Ubiquiti UniFi Access Point AP-AC-HD
The primary access point for the house, located on the second floor. It handles the most significant number of clients.
Ubiquiti UniFi Access Point AP-AC-HD (2x)
The secondary access points for the house, located on the first and third floors. These are smaller access points that carry fewer clients.
The Ubiquiti access points can each act as a switch and provide an RJ45 to extend the wired network.
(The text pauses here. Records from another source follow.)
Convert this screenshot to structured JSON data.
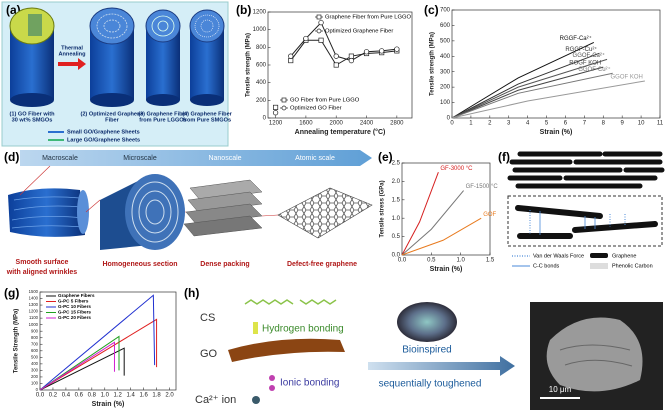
{
  "chart_data": [
    {
      "type": "line",
      "label": "(b)",
      "xlabel": "Annealing temperature (°C)",
      "ylabel": "Tensile strength (MPa)",
      "xlim": [
        1100,
        3000
      ],
      "xticks": [
        1200,
        1600,
        2000,
        2400,
        2800
      ],
      "ylim": [
        0,
        1200
      ],
      "yticks": [
        0,
        200,
        400,
        600,
        800,
        1000,
        1200
      ],
      "legend": "split",
      "series": [
        {
          "name": "Graphene Fiber from Pure LGGO",
          "color": "#222222",
          "marker": "square",
          "x": [
            1400,
            1600,
            1800,
            2000,
            2200,
            2400,
            2600,
            2800
          ],
          "values": [
            650,
            880,
            880,
            600,
            700,
            730,
            740,
            760
          ]
        },
        {
          "name": "Optimized Graphene Fiber",
          "color": "#222222",
          "marker": "circle",
          "x": [
            1400,
            1600,
            1800,
            2000,
            2200,
            2400,
            2600,
            2800
          ],
          "values": [
            700,
            900,
            1080,
            700,
            650,
            750,
            760,
            780
          ]
        },
        {
          "name": "GO Fiber from Pure LGGO",
          "color": "#222222",
          "marker": "square",
          "x": [
            1200
          ],
          "values": [
            120
          ]
        },
        {
          "name": "Optimized GO Fiber",
          "color": "#222222",
          "marker": "circle",
          "x": [
            1200
          ],
          "values": [
            60
          ]
        }
      ]
    },
    {
      "type": "line",
      "label": "(c)",
      "xlabel": "Strain (%)",
      "ylabel": "Tensile strength (MPa)",
      "xlim": [
        0,
        11
      ],
      "xticks": [
        0,
        1,
        2,
        3,
        4,
        5,
        6,
        7,
        8,
        9,
        10,
        11
      ],
      "ylim": [
        0,
        700
      ],
      "yticks": [
        0,
        100,
        200,
        300,
        400,
        500,
        600,
        700
      ],
      "legend": "inline",
      "series": [
        {
          "name": "RGGF-Ca²⁺",
          "color": "#111111",
          "x": [
            0,
            3.5,
            7.5
          ],
          "values": [
            0,
            260,
            490
          ]
        },
        {
          "name": "RGGF-Cu²⁺",
          "color": "#333333",
          "x": [
            0,
            3.5,
            7.8
          ],
          "values": [
            0,
            220,
            420
          ]
        },
        {
          "name": "GGOF-Ca²⁺",
          "color": "#555555",
          "x": [
            0,
            3.5,
            8.2
          ],
          "values": [
            0,
            200,
            380
          ]
        },
        {
          "name": "RGGF KOH",
          "color": "#444444",
          "x": [
            0,
            3.5,
            8.0
          ],
          "values": [
            0,
            180,
            330
          ]
        },
        {
          "name": "GGOF-Cu²⁺",
          "color": "#777777",
          "x": [
            0,
            3.5,
            8.5
          ],
          "values": [
            0,
            160,
            290
          ]
        },
        {
          "name": "GGOF KOH",
          "color": "#999999",
          "x": [
            0,
            4,
            10.2
          ],
          "values": [
            0,
            110,
            240
          ]
        }
      ]
    },
    {
      "type": "line",
      "label": "(e)",
      "xlabel": "Strain (%)",
      "ylabel": "Tensile stress (GPa)",
      "xlim": [
        0,
        1.5
      ],
      "xticks": [
        {
          "value": 0,
          "label": "0.0"
        },
        0.5,
        {
          "value": 1,
          "label": "1.0"
        },
        1.5
      ],
      "ylim": [
        0,
        2.5
      ],
      "yticks": [
        {
          "value": 0,
          "label": "0.0"
        },
        0.5,
        {
          "value": 1,
          "label": "1.0"
        },
        1.5,
        {
          "value": 2,
          "label": "2.0"
        },
        2.5
      ],
      "legend": "inline",
      "series": [
        {
          "name": "GF-3000 °C",
          "color": "#d62020",
          "x": [
            0,
            0.3,
            0.62
          ],
          "values": [
            0,
            0.9,
            2.25
          ]
        },
        {
          "name": "GF-1500 °C",
          "color": "#777777",
          "x": [
            0,
            0.5,
            1.05
          ],
          "values": [
            0,
            0.7,
            1.75
          ]
        },
        {
          "name": "GOF",
          "color": "#e87a1e",
          "x": [
            0,
            0.7,
            1.35
          ],
          "values": [
            0,
            0.4,
            1.0
          ]
        }
      ]
    },
    {
      "type": "line",
      "label": "(g)",
      "xlabel": "Strain (%)",
      "ylabel": "Tensile Strength (MPa)",
      "xlim": [
        0,
        2.1
      ],
      "xticks": [
        {
          "value": 0,
          "label": "0.0"
        },
        0.2,
        0.4,
        0.6,
        0.8,
        {
          "value": 1,
          "label": "1.0"
        },
        1.2,
        1.4,
        1.6,
        1.8,
        {
          "value": 2,
          "label": "2.0"
        }
      ],
      "ylim": [
        0,
        1500
      ],
      "yticks": [
        0,
        100,
        200,
        300,
        400,
        500,
        600,
        700,
        800,
        900,
        1000,
        1100,
        1200,
        1300,
        1400,
        1500
      ],
      "legend": "upper left",
      "series": [
        {
          "name": "Graphene Fibers",
          "color": "#111111",
          "x": [
            0,
            1.3,
            1.3
          ],
          "values": [
            0,
            640,
            220
          ]
        },
        {
          "name": "G-PC 5 Fibers",
          "color": "#e02020",
          "x": [
            0,
            1.8,
            1.8
          ],
          "values": [
            0,
            1080,
            350
          ]
        },
        {
          "name": "G-PC 10 Fibers",
          "color": "#2030d0",
          "x": [
            0,
            1.75,
            1.77
          ],
          "values": [
            0,
            1450,
            380
          ]
        },
        {
          "name": "G-PC 15 Fibers",
          "color": "#20a020",
          "x": [
            0,
            1.22,
            1.22
          ],
          "values": [
            0,
            820,
            300
          ]
        },
        {
          "name": "G-PC 20 Fibers",
          "color": "#d020d0",
          "x": [
            0,
            1.15,
            1.15
          ],
          "values": [
            0,
            730,
            280
          ]
        }
      ]
    }
  ],
  "figures": {
    "a": {
      "label": "(a)",
      "arrow": [
        "Thermal",
        "Annealing"
      ],
      "captions": [
        [
          "(1) GO Fiber with",
          "30 wt% SMGOs"
        ],
        [
          "(2) Optimized Graphene",
          "Fiber"
        ],
        [
          "(3) Graphene Fiber",
          "from Pure LGGOs"
        ],
        [
          "(4) Graphene Fiber",
          "from Pure SMGOs"
        ]
      ],
      "legend": [
        "Small GO/Graphene Sheets",
        "Large GO/Graphene Sheets"
      ]
    },
    "d": {
      "label": "(d)",
      "scales": [
        "Macroscale",
        "Microscale",
        "Nanoscale",
        "Atomic scale"
      ],
      "captions": [
        [
          "Smooth surface",
          "with aligned wrinkles"
        ],
        [
          "Homogeneous section"
        ],
        [
          "Dense packing"
        ],
        [
          "Defect-free graphene"
        ]
      ]
    },
    "f": {
      "label": "(f)",
      "legend": [
        "Van der Waals Force",
        "Graphene",
        "C-C bonds",
        "Phenolic Carbon"
      ]
    },
    "h": {
      "label": "(h)",
      "cs": "CS",
      "hbond": "Hydrogen bonding",
      "go": "GO",
      "ionic": "Ionic bonding",
      "ion": "Ca²⁺ ion",
      "bio": "Bioinspired",
      "tough": "sequentially toughened",
      "scale": "10 μm"
    }
  }
}
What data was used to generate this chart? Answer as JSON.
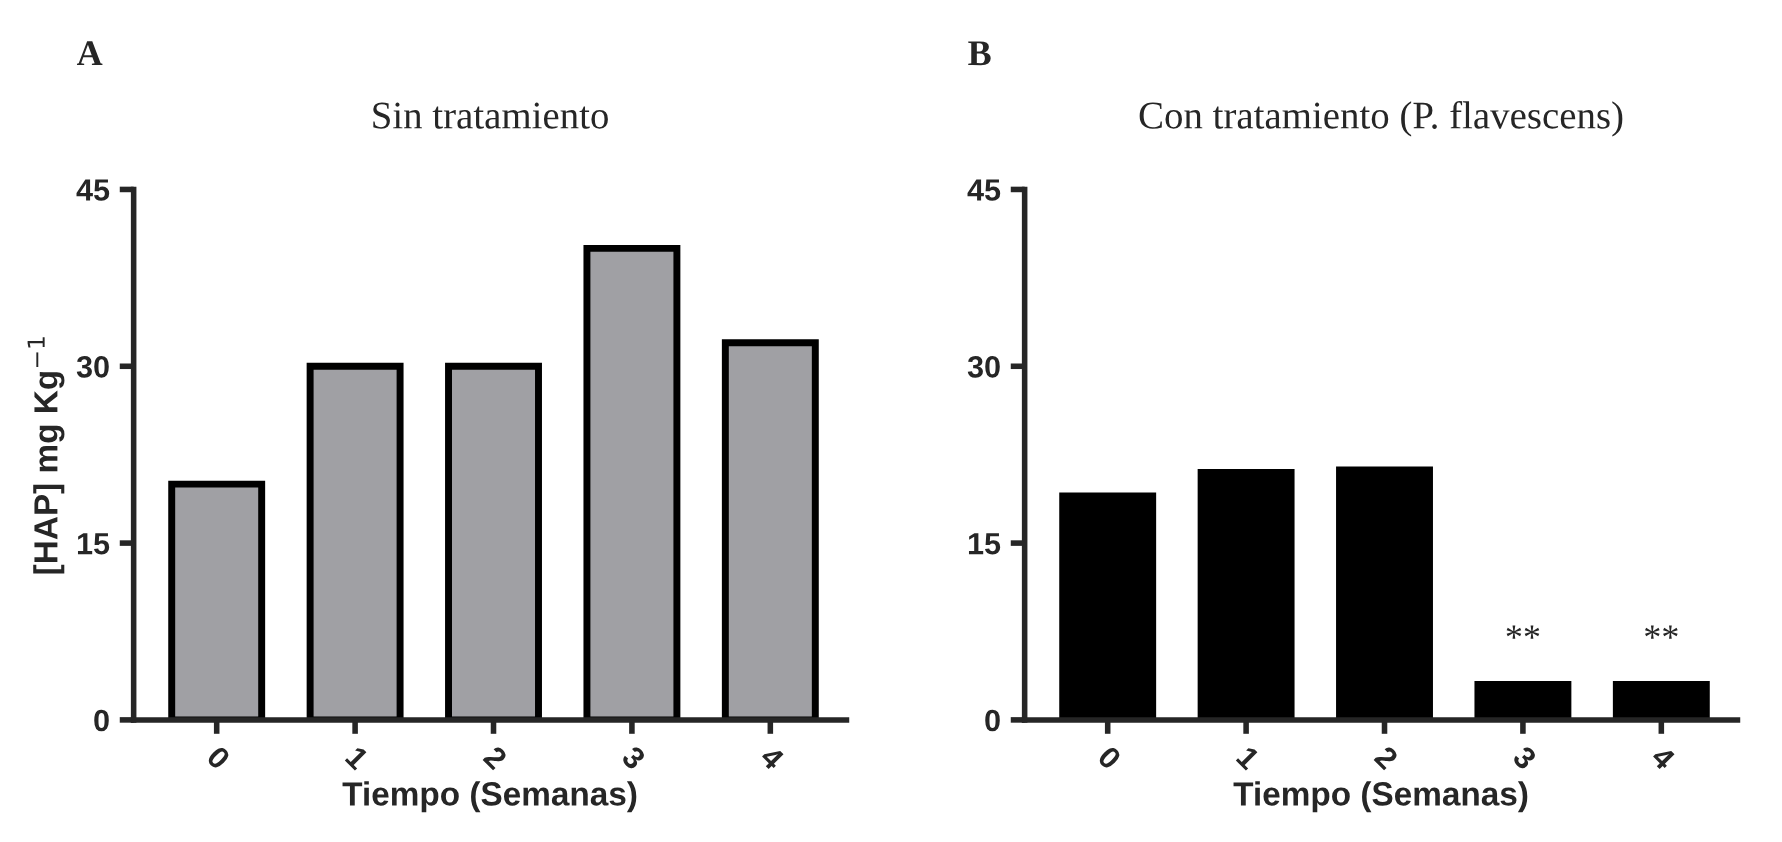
{
  "chart_data": [
    {
      "type": "bar",
      "title": "Sin tratamiento",
      "xlabel": "Tiempo (Semanas)",
      "ylabel": "[HAP] mg Kg$^{−1}$",
      "categories": [
        "0",
        "1",
        "2",
        "3",
        "4"
      ],
      "values": [
        20,
        30,
        30,
        40,
        32
      ],
      "color": "#a0a0a4",
      "ylim": [
        0,
        45
      ],
      "yticks": [
        0,
        15,
        30,
        45
      ],
      "grid": false,
      "annotations": [
        "A"
      ]
    },
    {
      "type": "bar",
      "title": "Con tratamiento (P. flavescens)",
      "xlabel": "Tiempo (Semanas)",
      "categories": [
        "0",
        "1",
        "2",
        "3",
        "4"
      ],
      "values": [
        19,
        21,
        21.2,
        3,
        3
      ],
      "color": "#000000",
      "ylim": [
        0,
        45
      ],
      "yticks": [
        0,
        15,
        30,
        45
      ],
      "grid": false,
      "annotations": [
        "B",
        {
          "text": "**",
          "x": "3",
          "y": 3
        },
        {
          "text": "**",
          "x": "4",
          "y": 3
        }
      ]
    }
  ]
}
MoCA’s responsibility in the network deployment is to act as an RJ45-to-coax bridge at the sites where I need to deploy access points. There are three adapters in play:
- The primary adapter sits between the incoming ISP coax drop and the cable modem on the third floor. It is also connected to the switch to connect to the LAN. This adapter’s responsibility is to “inject” the coax backhaul in the house with the MoCA Internet connection, as provided by the cable modem. No access points are dependent on this adapter because the third-floor access is connected directly to the switch. It needs to sit between the ISP drop and the cable modem because the room has only one F connector, which is shared by the ISP connection and the MoCA LAN.
- A bridging adapter is deployed on the first floor, connected to the room’s coaxial F connector, and provides Internet access to the first-floor access point.
- A bridging adapter is deployed on the second floor, connected to the room’s coaxial F connector, and provides Internet access to the second-floor access point.
I am currently using the Actiontec Bonded MoCA 2.0 adapters in all locations.
Two popular options for running a home network in a building not wired for RJ45 are Powerline and mesh networks.
My cursory investigation found that Powerline isn’t suitable for gigabit speeds. My inner networking wonk finds wireless backbones to be distasteful, so running a mesh network was never a personal consideration.